Re: Folks, downvoting...
I didn't downvote you, but I think there is quite a bit of confusion here. I'm not sure I understand what point you're trying to make, and some interpretations of your posts can be taken as going against the grain here.
At first, I thought you were implying that you were self-employed. In that scenario, your main cost is your time, therefore the distinction between output per unit of cost and output per unit of time is not really relevant. The point, then, is that output per hour will fall sharply as the number of hours per week increases. If this is not true for you, fine, but you're an extreme outlier, and a lot of that is probably due to factors that cannot be generalized (i.e. not everybody can work in software). Because of that, you can't use your example as proof that long weeks are a good way to organize work at a societal level. Also, in any case, a self-employed person can simply be okay with the productivity loss, because it's still worth for them; I myself work very long weeks some times.
From the last couple of posts, though, it looks like you are talking about an employer/employee situation. This is drastically different, because the cost to the employee is their time, but the cost to the employer is the employee's wage. Which means that the definition of productivity can look quite different depending on which point of view we're taking, hence the confusion.

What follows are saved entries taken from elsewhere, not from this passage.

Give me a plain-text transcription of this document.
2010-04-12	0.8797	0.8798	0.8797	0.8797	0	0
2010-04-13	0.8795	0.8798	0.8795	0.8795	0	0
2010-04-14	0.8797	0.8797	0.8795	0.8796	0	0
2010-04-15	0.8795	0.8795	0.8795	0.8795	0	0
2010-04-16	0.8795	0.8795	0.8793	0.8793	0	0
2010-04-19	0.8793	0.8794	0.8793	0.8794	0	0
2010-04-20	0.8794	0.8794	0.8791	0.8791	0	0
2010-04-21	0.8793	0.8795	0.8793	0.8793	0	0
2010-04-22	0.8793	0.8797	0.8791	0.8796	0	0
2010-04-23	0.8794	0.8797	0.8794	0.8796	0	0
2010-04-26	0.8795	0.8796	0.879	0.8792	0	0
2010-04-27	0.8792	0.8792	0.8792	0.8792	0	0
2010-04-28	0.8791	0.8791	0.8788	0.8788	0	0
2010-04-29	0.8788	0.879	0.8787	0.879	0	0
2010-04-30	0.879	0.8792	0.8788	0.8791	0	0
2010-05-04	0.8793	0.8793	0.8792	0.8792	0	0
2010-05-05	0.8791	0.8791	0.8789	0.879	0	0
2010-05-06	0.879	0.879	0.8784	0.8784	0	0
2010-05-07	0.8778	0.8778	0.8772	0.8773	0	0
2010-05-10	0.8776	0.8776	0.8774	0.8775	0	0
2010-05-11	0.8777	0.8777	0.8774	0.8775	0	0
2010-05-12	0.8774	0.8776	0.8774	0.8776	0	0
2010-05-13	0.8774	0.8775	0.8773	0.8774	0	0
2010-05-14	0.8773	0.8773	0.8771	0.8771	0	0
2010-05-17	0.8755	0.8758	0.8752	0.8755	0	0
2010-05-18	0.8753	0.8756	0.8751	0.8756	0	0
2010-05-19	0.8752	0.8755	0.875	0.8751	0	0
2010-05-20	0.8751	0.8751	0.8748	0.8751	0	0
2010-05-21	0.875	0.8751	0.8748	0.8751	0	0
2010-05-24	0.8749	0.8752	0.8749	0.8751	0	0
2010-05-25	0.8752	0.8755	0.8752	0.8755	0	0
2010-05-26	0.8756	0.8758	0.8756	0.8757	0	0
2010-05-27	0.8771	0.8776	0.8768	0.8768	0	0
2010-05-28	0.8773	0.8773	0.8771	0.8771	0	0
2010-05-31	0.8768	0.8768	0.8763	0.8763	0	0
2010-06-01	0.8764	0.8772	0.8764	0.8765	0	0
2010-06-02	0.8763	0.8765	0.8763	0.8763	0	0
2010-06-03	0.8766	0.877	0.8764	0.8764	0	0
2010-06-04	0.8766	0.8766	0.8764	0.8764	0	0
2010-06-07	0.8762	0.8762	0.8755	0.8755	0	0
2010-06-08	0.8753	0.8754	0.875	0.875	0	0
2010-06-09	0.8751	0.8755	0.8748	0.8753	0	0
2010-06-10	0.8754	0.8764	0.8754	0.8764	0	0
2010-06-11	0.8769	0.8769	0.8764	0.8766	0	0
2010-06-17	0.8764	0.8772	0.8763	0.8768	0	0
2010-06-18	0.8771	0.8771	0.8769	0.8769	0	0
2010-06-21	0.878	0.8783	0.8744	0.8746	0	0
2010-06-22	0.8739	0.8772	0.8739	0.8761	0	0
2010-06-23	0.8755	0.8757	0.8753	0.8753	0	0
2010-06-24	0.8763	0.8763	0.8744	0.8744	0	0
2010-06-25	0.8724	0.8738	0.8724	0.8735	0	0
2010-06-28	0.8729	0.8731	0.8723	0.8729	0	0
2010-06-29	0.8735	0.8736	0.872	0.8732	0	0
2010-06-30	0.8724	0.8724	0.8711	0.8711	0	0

Most of the discussion here revolves around the fact that nearly everyone knows and accepts that output-per-hour falls as hours-per-week increase, and therefore when the Infosys CEO calls for people to voluntarily work long weeks to "increase productivity", the implication is that he's essentially calling for raising employer-productivity (get more work for the same wage) by hurting employee-productivity (work more hours for the same wage or only marginally more). The main thing that everyone here is opposing is the idea that this can be truthfully called "increasing productivity" for society, as the Infosys CEO is trying to claim. It is not; it's merely a net transfer of value from employee to employer. Worse, it's an inefficient transfer, which means that it's a net loss for society.
In the last post, you seem to be appealing to the notion of competition to claim that this situation is necessary, that companies where staff doesn't work 70 hours will be outcompeted. This is problematic at several levels. First of all, even if it was necessary, it still would not be good; attempting to present this phenomenon as ethical is likely to attract downvotes. Secondly, but most importantly, it is not necessary at all. Nations can and do enact legislation to prevent extreme employee squeezing, in fact most Western nations do, and have done so for a long time, and they are some of the richest nations in the world. Arguably, not in spite of this, but because of this: because, as I mention above, increased productivity by squeezing is not increased productivity for the nation; it's a productivity loss for the nation; it's just increased productivity for the employers. A free market that allows this is bugged and needs fixing. It doesn't need calling the bug a feature.
Denying this is not "an inconvenient truth"; it's just a different opinion - which, however, really ought to confront the fact that nations with high labor standards are really rather successful, good places for people to live, compared to places like India. Obviously, it's not just that, not by far, but you can't not face this, appear to tell everyone they're deluded if they don't agree, and then be surprised at downvotes.
I'd also note that, as a freelance, I've worked with a sizeable number of companies, and, anecdotally, the ones that routinely squeeze employees the most are usually the ones that have very serious process problems, which they are masking by squeezing employees - for example, having crunches that could be totally avoided by being better organized, or big dead weight somewhere. That situation is unsustainable long-term, not because you can't squeeze employees forever; sadly, you can, just get more employees when yours break. But because it's brittle. As soon as something unexpected happens, you're dead, because you're already squeezing and you can't fix process in a month (well, you can always cry for government subsidies, because it's true that everyone is a socialist with other people's money, but it's also true that everyone is a capitalist with other people's money). Around here, a lot of firms that worked like that were wiped out by COVID, for example.
The ones where people usually work more or less what their contract say, they are the ones I'd deem most likely to survive long term, because their process works. If something horrible happens, they can squeeze employees for a while. That can be done easily and immediately. But if you rely on it, you have a problem. I would call that the real "inconvenient truth".